Description
The Coconut Cream Dream Cake is a dessert lover’s paradise. Combining a moist coconut-infused sponge with a luscious cream frosting, this cake captures the essence of tropical indulgence. Perfect for birthdays, holidays, or just because, it’s a treat you’ll want to bake again and again.
Ingredients
Scale
For the Cake:
- 2 ½ cups all-purpose flour
- 2 cups granulated sugar
- 1 cup coconut milk or cream
- ¾ cup unsalted butter (softened)
- 4 large eggs
- 1 teaspoon vanilla extract
- 1 teaspoon baking powder
- ½ teaspoon salt
- 1 cup shredded sweetened coconut
For the Frosting:
- 8 ounces cream cheese (softened)
- ½ cup unsalted butter (softened)
- 4 cups powdered sugar
- 2 tablespoons coconut extract
- ½ cup shredded toasted coconut (optional)
Instructions
Making the Cake Batter
- Preheat the oven to 350°F (175°C) and grease two 9-inch round cake pans.
- In a large mixing bowl, cream the butter and sugar until fluffy.
- Beat in the eggs, one at a time, followed by the vanilla extract.
- In a separate bowl, combine the flour, baking powder, and salt. Add this mixture to the wet ingredients, alternating with the coconut milk.

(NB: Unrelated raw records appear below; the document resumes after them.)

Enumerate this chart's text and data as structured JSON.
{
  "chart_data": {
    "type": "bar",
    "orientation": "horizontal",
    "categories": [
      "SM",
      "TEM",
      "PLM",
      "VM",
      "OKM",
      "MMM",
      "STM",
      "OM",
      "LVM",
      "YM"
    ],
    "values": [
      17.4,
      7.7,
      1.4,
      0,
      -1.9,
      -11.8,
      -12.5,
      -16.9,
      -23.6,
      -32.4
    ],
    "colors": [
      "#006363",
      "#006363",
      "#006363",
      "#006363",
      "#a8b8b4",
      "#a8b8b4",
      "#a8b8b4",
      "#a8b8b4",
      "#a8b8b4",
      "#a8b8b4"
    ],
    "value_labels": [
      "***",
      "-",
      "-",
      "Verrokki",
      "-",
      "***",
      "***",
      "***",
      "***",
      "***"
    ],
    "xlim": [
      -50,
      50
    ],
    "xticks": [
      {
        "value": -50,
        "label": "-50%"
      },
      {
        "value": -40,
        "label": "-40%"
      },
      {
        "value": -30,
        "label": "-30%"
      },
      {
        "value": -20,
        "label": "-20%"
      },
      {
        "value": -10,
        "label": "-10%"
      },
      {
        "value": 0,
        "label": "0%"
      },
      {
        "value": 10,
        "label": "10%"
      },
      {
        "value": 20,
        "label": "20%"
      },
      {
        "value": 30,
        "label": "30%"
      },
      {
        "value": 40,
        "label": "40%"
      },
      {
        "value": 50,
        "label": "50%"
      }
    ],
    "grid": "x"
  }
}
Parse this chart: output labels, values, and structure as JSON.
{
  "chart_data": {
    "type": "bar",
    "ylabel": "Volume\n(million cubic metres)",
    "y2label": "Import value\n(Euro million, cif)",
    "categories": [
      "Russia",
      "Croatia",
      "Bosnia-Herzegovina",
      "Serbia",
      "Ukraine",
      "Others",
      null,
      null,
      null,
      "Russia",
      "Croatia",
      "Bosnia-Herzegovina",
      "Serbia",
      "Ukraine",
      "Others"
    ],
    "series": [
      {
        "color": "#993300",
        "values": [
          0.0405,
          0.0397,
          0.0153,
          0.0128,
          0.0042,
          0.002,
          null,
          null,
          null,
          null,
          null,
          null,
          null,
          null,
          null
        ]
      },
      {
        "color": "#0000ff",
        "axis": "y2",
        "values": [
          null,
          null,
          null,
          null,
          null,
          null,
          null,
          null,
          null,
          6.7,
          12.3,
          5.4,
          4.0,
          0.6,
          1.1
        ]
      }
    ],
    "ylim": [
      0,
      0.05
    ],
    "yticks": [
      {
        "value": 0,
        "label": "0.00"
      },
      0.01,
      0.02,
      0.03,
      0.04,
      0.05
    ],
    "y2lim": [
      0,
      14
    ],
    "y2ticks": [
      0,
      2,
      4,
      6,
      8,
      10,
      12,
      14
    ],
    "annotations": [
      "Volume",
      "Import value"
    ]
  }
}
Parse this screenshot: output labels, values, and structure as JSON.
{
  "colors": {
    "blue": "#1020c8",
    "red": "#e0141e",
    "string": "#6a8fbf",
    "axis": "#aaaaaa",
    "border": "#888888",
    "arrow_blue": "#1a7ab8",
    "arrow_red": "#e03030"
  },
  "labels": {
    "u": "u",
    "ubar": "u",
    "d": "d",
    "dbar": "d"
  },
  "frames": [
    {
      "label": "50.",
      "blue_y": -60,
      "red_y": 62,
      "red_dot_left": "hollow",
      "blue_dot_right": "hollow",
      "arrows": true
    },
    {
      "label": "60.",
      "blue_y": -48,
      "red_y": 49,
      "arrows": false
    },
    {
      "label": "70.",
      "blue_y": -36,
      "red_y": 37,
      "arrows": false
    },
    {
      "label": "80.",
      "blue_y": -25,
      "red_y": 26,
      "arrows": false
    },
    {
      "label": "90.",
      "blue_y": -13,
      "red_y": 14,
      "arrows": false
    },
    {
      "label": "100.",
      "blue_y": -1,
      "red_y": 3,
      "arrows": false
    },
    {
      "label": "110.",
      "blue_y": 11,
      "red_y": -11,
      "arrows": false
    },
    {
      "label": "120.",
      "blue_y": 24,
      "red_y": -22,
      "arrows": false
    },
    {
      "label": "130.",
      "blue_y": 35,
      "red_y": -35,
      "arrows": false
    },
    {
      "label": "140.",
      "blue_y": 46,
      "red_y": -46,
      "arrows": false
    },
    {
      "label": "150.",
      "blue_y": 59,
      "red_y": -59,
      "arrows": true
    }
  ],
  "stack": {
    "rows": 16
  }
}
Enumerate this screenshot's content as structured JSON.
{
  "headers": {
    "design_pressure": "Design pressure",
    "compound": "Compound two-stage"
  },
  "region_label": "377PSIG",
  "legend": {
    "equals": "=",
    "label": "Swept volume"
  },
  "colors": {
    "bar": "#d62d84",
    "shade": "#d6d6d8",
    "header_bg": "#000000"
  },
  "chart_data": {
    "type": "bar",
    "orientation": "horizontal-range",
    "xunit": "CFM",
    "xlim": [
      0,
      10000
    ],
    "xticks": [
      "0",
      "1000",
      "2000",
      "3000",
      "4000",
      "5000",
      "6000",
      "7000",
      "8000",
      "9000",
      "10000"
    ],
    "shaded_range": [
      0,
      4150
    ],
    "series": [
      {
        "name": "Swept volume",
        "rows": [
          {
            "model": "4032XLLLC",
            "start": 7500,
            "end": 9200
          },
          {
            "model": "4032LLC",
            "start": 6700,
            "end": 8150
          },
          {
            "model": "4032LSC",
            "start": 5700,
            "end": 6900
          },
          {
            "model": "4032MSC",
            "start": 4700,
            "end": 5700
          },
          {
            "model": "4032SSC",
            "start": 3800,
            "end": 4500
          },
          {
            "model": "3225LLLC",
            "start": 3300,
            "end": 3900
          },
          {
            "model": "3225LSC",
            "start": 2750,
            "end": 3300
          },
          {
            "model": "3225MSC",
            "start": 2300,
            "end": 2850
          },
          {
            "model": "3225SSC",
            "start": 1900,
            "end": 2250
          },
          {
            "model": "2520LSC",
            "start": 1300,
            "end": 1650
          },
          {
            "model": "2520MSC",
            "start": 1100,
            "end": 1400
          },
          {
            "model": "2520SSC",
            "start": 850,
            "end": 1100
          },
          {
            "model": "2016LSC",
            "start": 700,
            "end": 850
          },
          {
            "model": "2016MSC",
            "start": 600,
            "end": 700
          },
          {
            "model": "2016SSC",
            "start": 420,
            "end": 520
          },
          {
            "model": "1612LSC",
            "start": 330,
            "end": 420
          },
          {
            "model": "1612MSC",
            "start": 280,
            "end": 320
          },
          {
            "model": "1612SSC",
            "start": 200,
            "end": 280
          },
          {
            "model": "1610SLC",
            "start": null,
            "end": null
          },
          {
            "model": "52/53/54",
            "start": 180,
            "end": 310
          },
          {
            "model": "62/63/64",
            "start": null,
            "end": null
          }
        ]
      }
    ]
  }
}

- Fold in the shredded coconut gently to avoid deflating the batter.
- Divide the batter between the prepared pans and level the tops.
Baking the Cake
- Bake the cakes for 25-30 minutes or until a toothpick inserted in the center comes out clean.
- Allow the cakes to cool in their pans for 10 minutes before transferring them to a wire rack to cool completely.
Preparing the Frosting
- Beat the softened cream cheese and butter together until smooth.
- Gradually mix in the powdered sugar, one cup at a time, to achieve the desired consistency.
- Add the coconut extract and whip until light and fluffy.